Thursday, May 23, 2013

It's Still a Problem

I WATCHED THE OCCUPY PROTESTS A COUPLE YEARS AGO WITH INTEREST, and for a while I was extremely gratified at their success. They succeeded in changing the subject from “we must cut the deficit immediately and at all costs” (which is economic idiocy — the short-term problem is a lack of demand; the long-term problem is debt) to “what are we going to do about unemployment and Robber Baron Era levels of wealth inequality?”

Finally, the national conversation was beginning to be about inequality and its beneficiaries — an unaccountable, reckless and arrogant oligarchy — which is the root cause of the financial and economic crisis consuming the West.


Dr. Robert Reich, secretary of Labor during the Clinton administration, has noted correctly that the root cause of our economic malaise is a “larger and larger share of total income going to the very top while the vast middle class continues to lose ground.

“And as long as this trend continues, we can’t get out of the shadow of the Great Recession. When most of the gains from economic growth go to a small sliver of Americans at the top, the rest don’t have enough purchasing power to buy what the economy is capable of producing.

“America’s median wage, adjusted for inflation, has barely budged for decades. Between 2000 and 2007 it actually dropped. Under these circumstances the only way the middle class could boost its purchasing power was to borrow, as it did with gusto. As housing prices rose, Americans turned their homes into ATMs. But such borrowing has its limits. When the debt bubble finally burst, vast numbers of people couldn’t pay their bills, and banks couldn’t collect.

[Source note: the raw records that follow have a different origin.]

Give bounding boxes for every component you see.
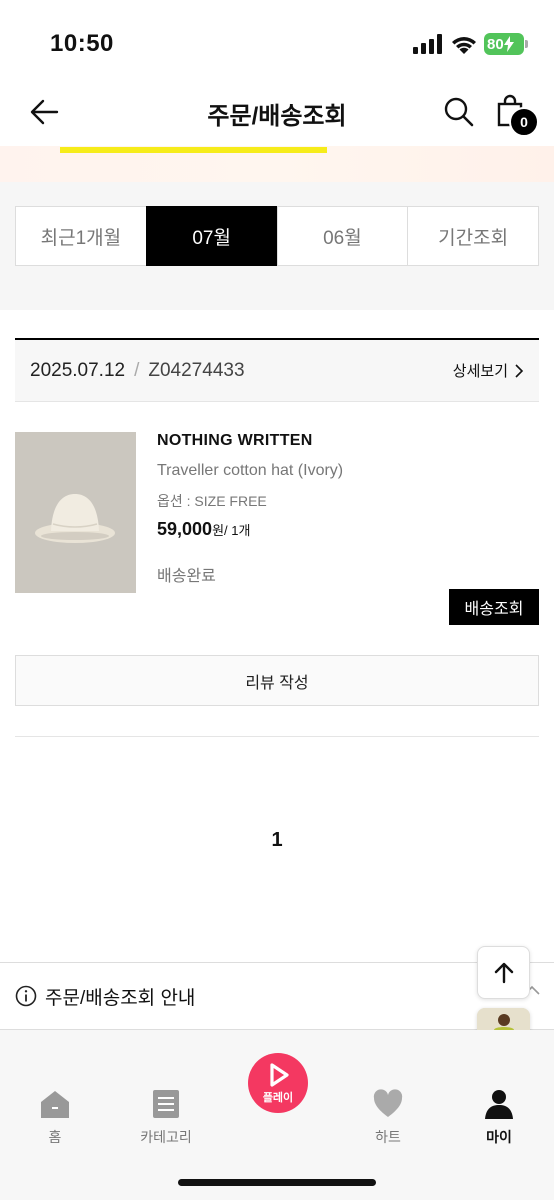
- highlight-bar: [60, 147, 327, 153]
- play-icon: [270, 1062, 289, 1087]
- product-brand[interactable]: NOTHING WRITTEN: [157, 432, 343, 450]
- info-icon: [15, 985, 37, 1007]
- category-icon: [153, 1090, 179, 1118]
- status-time: 10:50: [50, 30, 114, 57]
- tab-heart-label: 하트: [375, 1129, 401, 1145]
- play-label: 플레이: [262, 1091, 294, 1104]
- tab-recent-1-month[interactable]: 최근1개월: [15, 206, 147, 266]
- product-option: 옵션 : SIZE FREE: [157, 493, 267, 509]
- price-row: 59,000 원 / 1개: [157, 519, 343, 540]
- period-filter-area: 최근1개월 07월 06월 기간조회: [0, 182, 554, 310]
- order-header: 2025.07.12 / Z04274433 상세보기: [15, 338, 539, 402]
- write-review-button[interactable]: 리뷰 작성: [15, 655, 539, 706]
- pagination-current-page[interactable]: 1: [0, 829, 554, 852]
- price-unit: 원: [212, 523, 225, 538]
- product-price: 59,000: [157, 519, 213, 539]
- tab-july[interactable]: 07월: [145, 206, 278, 266]
- tab-home[interactable]: 홈: [0, 1088, 110, 1147]
- order-detail-link[interactable]: 상세보기: [453, 360, 524, 381]
- battery-tip: [525, 40, 528, 48]
- product-image[interactable]: [15, 432, 136, 593]
- tab-my-label: 마이: [486, 1129, 512, 1145]
- tab-category-label: 카테고리: [140, 1129, 192, 1145]
- period-tabs: 최근1개월 07월 06월 기간조회: [15, 206, 539, 266]
- tab-home-label: 홈: [48, 1129, 62, 1145]
- scroll-to-top-button[interactable]: [477, 946, 530, 999]
- search-icon[interactable]: [442, 95, 476, 129]
- bucket-hat-image: [15, 432, 136, 593]
- header: 주문/배송조회: [0, 80, 554, 146]
- order-info-bar[interactable]: 주문/배송조회 안내: [0, 962, 554, 1030]
- order-separator: /: [134, 359, 140, 381]
- tab-my[interactable]: 마이: [444, 1088, 554, 1147]
- track-shipment-button[interactable]: 배송조회: [449, 589, 539, 625]
- charging-bolt-icon: [503, 36, 514, 52]
- tab-heart[interactable]: 하트: [333, 1088, 443, 1147]
- heart-icon: [373, 1089, 403, 1117]
- cellular-signal-icon: [413, 34, 442, 54]
- home-icon: [41, 1091, 69, 1118]
- tab-period-search[interactable]: 기간조회: [407, 206, 539, 266]
- order-date: 2025.07.12: [30, 359, 126, 381]
- tab-category[interactable]: 카테고리: [111, 1088, 221, 1147]
- wifi-icon: [452, 37, 476, 54]
- product-info: NOTHING WRITTEN Traveller cotton hat (Iv…: [157, 432, 343, 586]
- product-name[interactable]: Traveller cotton hat (Ivory): [157, 462, 343, 480]
- play-button[interactable]: 플레이: [248, 1053, 308, 1113]
- divider: [15, 736, 539, 737]
- battery-indicator: 80: [484, 33, 524, 55]
- order-card: 2025.07.12 / Z04274433 상세보기: [15, 338, 539, 402]
- status-bar: 10:50 80: [0, 0, 554, 80]
- product-quantity: / 1개: [224, 523, 251, 538]
- chevron-right-icon: [515, 363, 524, 378]
- home-indicator: [178, 1179, 376, 1186]
- order-detail-label: 상세보기: [452, 363, 508, 380]
- order-number: Z04274433: [148, 359, 245, 381]
- cart-count-badge: 0: [509, 107, 539, 137]
- battery-level: 80: [487, 35, 504, 53]
- order-info-label: 주문/배송조회 안내: [45, 987, 196, 1009]
- person-icon: [485, 1090, 513, 1119]
- tab-june[interactable]: 06월: [276, 206, 409, 266]
- shipping-status: 배송완료: [157, 568, 216, 585]
- arrow-up-icon: [494, 962, 513, 983]
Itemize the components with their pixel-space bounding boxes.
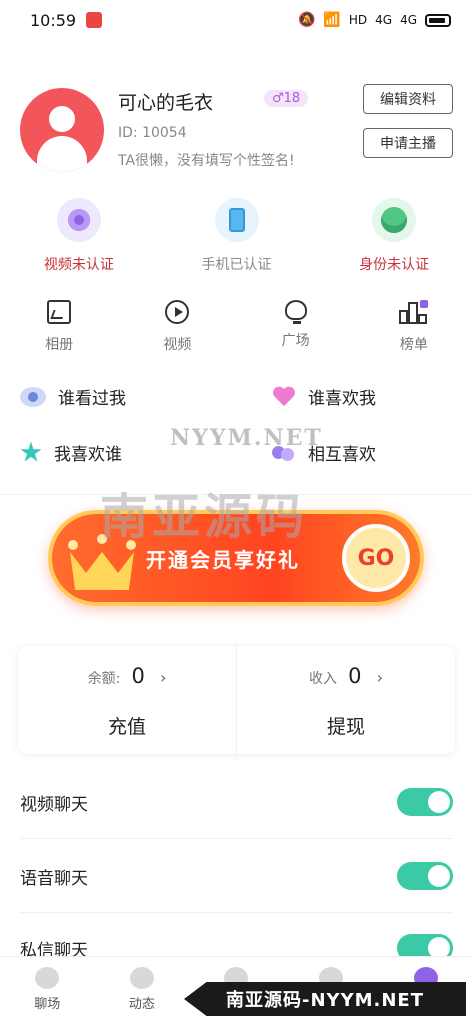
- who-viewed-me-label: 谁看过我: [58, 389, 126, 409]
- album-icon: [47, 300, 72, 324]
- compass-icon: [129, 967, 154, 989]
- chat-square-icon: [35, 967, 60, 989]
- menu-rank[interactable]: 榜单: [355, 300, 473, 354]
- hd-label: HD: [348, 13, 368, 27]
- balance-label: 余额:: [87, 671, 121, 687]
- apply-host-button[interactable]: 申请主播: [363, 128, 453, 158]
- bottom-watermark: 南亚源码-NYYM.NET: [184, 982, 466, 1016]
- voice-chat-toggle[interactable]: [397, 862, 453, 890]
- id-verify-icon: [372, 198, 417, 242]
- balance-value: 0: [131, 664, 145, 688]
- tab-chat-square[interactable]: 聊场: [0, 957, 95, 1024]
- video-chat-setting: 视频聊天: [0, 766, 473, 840]
- signal-label-2: 4G: [400, 13, 417, 27]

“Each of America’s two biggest economic downturns over the last century has followed the same pattern. Consider: in 1928 the richest 1 percent of Americans received 23.9 percent of the nation’s total income. After that, the share going to the richest 1 percent steadily declined. New Deal reforms, followed by World War II, the GI Bill and the Great Society, expanded the circle of prosperity. By the late 1970s the top 1 percent raked in only 8 to 9 percent of America’s total annual income. But after that, inequality began to widen again, and income reconcentrated at the top. By 2007 the richest 1 percent were back to where they were in 1928 — with 23.5 percent of the total.”

That’s the most concise summary of our economic predicament as I’ve seen.

You can't have the wealth inequality numbers we have, and also have sustainable economic growth.